All results are prefixed with (SAMPLE)_t(THRESHOLD)_, threshold could be 1, 1.5, 2, 2.5, 3 and so on.

	(SAMPLE)_t(THRESHOLD)_peak.txt: the significant interaction fragments with columns:

		chr1    start1  end1    chr2    start2  end2    counts  FDR

		This is the major result, normally users only need this result for the subsequent analysis.

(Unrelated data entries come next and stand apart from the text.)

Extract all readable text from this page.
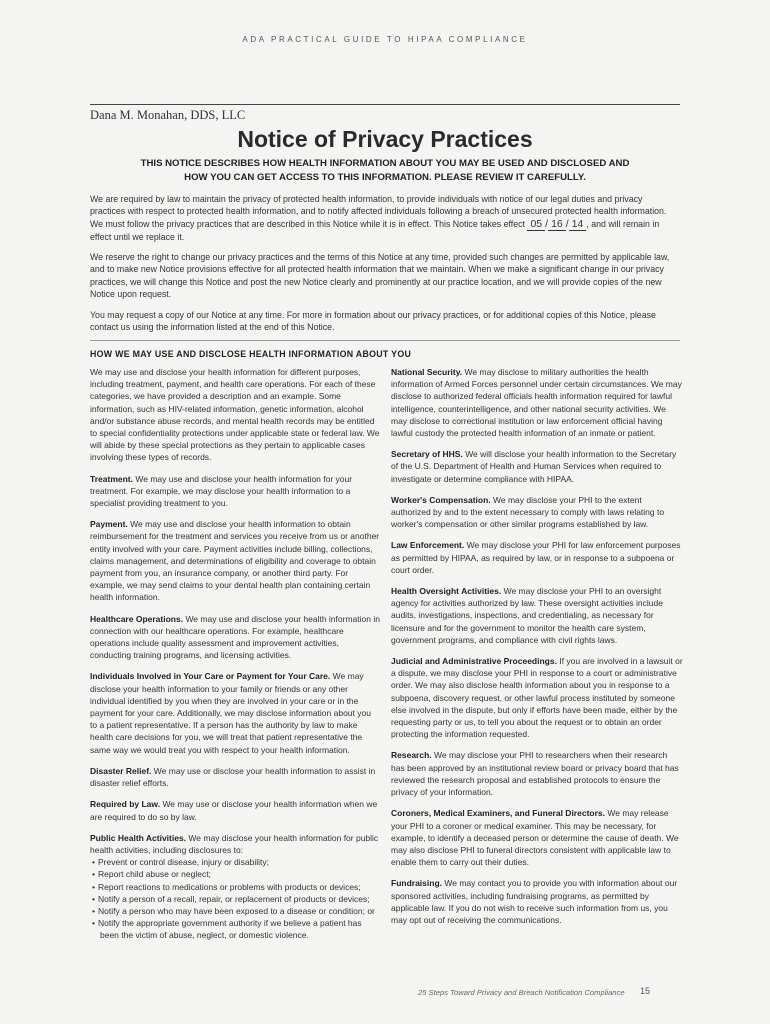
ADA PRACTICAL GUIDE TO HIPAA COMPLIANCE
Dana M. Monahan, DDS, LLC
Notice of Privacy Practices
THIS NOTICE DESCRIBES HOW HEALTH INFORMATION ABOUT YOU MAY BE USED AND DISCLOSED AND
HOW YOU CAN GET ACCESS TO THIS INFORMATION. PLEASE REVIEW IT CAREFULLY.

We are required by law to maintain the privacy of protected health information, to provide individuals with notice of our legal duties and privacy practices with respect to protected health information, and to notify affected individuals following a breach of unsecured protected health information. We must follow the privacy practices that are described in this Notice while it is in effect. This Notice takes effect 05 / 16 / 14 , and will remain in effect until we replace it.

We reserve the right to change our privacy practices and the terms of this Notice at any time, provided such changes are permitted by applicable law, and to make new Notice provisions effective for all protected health information that we maintain. When we make a significant change in our privacy practices, we will change this Notice and post the new Notice clearly and prominently at our practice location, and we will provide copies of the new Notice upon request.

You may request a copy of our Notice at any time. For more in formation about our privacy practices, or for additional copies of this Notice, please contact us using the information listed at the end of this Notice.

HOW WE MAY USE AND DISCLOSE HEALTH INFORMATION ABOUT YOU

We may use and disclose your health information for different purposes, including treatment, payment, and health care operations. For each of these categories, we have provided a description and an example. Some information, such as HIV-related information, genetic information, alcohol and/or substance abuse records, and mental health records may be entitled to special confidentiality protections under applicable state or federal law. We will abide by these special protections as they pertain to applicable cases involving these types of records.

Treatment. We may use and disclose your health information for your treatment. For example, we may disclose your health information to a specialist providing treatment to you.

Payment. We may use and disclose your health information to obtain reimbursement for the treatment and services you receive from us or another entity involved with your care. Payment activities include billing, collections, claims management, and determinations of eligibility and coverage to obtain payment from you, an insurance company, or another third party. For example, we may send claims to your dental health plan containing certain health information.

Healthcare Operations. We may use and disclose your health information in connection with our healthcare operations. For example, healthcare operations include quality assessment and improvement activities, conducting training programs, and licensing activities.

Individuals Involved in Your Care or Payment for Your Care. We may disclose your health information to your family or friends or any other individual identified by you when they are involved in your care or in the payment for your care. Additionally, we may disclose information about you to a patient representative. If a person has the authority by law to make health care decisions for you, we will treat that patient representative the same way we would treat you with respect to your health information.

Disaster Relief. We may use or disclose your health information to assist in disaster relief efforts.

Required by Law. We may use or disclose your health information when we are required to do so by law.

Public Health Activities. We may disclose your health information for public health activities, including disclosures to:
• Prevent or control disease, injury or disability;
• Report child abuse or neglect;
• Report reactions to medications or problems with products or devices;
• Notify a person of a recall, repair, or replacement of products or devices;
• Notify a person who may have been exposed to a disease or condition; or
• Notify the appropriate government authority if we believe a patient has been the victim of abuse, neglect, or domestic violence.

National Security. We may disclose to military authorities the health information of Armed Forces personnel under certain circumstances. We may disclose to authorized federal officials health information required for lawful intelligence, counterintelligence, and other national security activities. We may disclose to correctional institution or law enforcement official having lawful custody the protected health information of an inmate or patient.

Secretary of HHS. We will disclose your health information to the Secretary of the U.S. Department of Health and Human Services when required to investigate or determine compliance with HIPAA.

Worker's Compensation. We may disclose your PHI to the extent authorized by and to the extent necessary to comply with laws relating to worker's compensation or other similar programs established by law.

Law Enforcement. We may disclose your PHI for law enforcement purposes as permitted by HIPAA, as required by law, or in response to a subpoena or court order.

Health Oversight Activities. We may disclose your PHI to an oversight agency for activities authorized by law. These oversight activities include audits, investigations, inspections, and credentialing, as necessary for licensure and for the government to monitor the health care system, government programs, and compliance with civil rights laws.

Judicial and Administrative Proceedings. If you are involved in a lawsuit or a dispute, we may disclose your PHI in response to a court or administrative order. We may also disclose health information about you in response to a subpoena, discovery request, or other lawful process instituted by someone else involved in the dispute, but only if efforts have been made, either by the requesting party or us, to tell you about the request or to obtain an order protecting the information requested.

Research. We may disclose your PHI to researchers when their research has been approved by an institutional review board or privacy board that has reviewed the research proposal and established protocols to ensure the privacy of your information.

Coroners, Medical Examiners, and Funeral Directors. We may release your PHI to a coroner or medical examiner. This may be necessary, for example, to identify a deceased person or determine the cause of death. We may also disclose PHI to funeral directors consistent with applicable law to enable them to carry out their duties.

Fundraising. We may contact you to provide you with information about our sponsored activities, including fundraising programs, as permitted by applicable law. If you do not wish to receive such information from us, you may opt out of receiving the communications.

25 Steps Toward Privacy and Breach Notification Compliance 15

	(SAMPLE)_t(THRESHOLD)_BootStrapping.txt: system parameters for boot strapping

	(SAMPLE)_t(THRESHOLD)_maxIteration.txt: system parameters for iteration

	(SAMPLE)_t(THRESHOLD)_PerChr.txt: number of enzyme cutting fragment for each chromosome

	(SAMPLE)_t(THRESHOLD)_randomDis.txt: random distribution of sequencing reads

	(SAMPLE)_t(THRESHOLD)_randomDisProb.txt: random distribution probability of sequencing reads

## Troubleshooting ##

1. When proc is running, there is maybe an error:

Error readInteractingRegions:: read error.
        >>>: Is a directory
		
This is the system reminding of reading the current directory, which does not affect successfully performing.

2. When HiSIF is running, there are maybe some errors like:

Error: could not read the first line
: Is a directory

This is the system reminding of reading some sub-directories in the reference genome,  which does not affect
successfully performing.

3. Error of “Segmentation fault”:

IF too many reads overburden the memory, the segmentation fault error will occur. Please run HiSIF with chromosomes individually to reduce the memory requirements.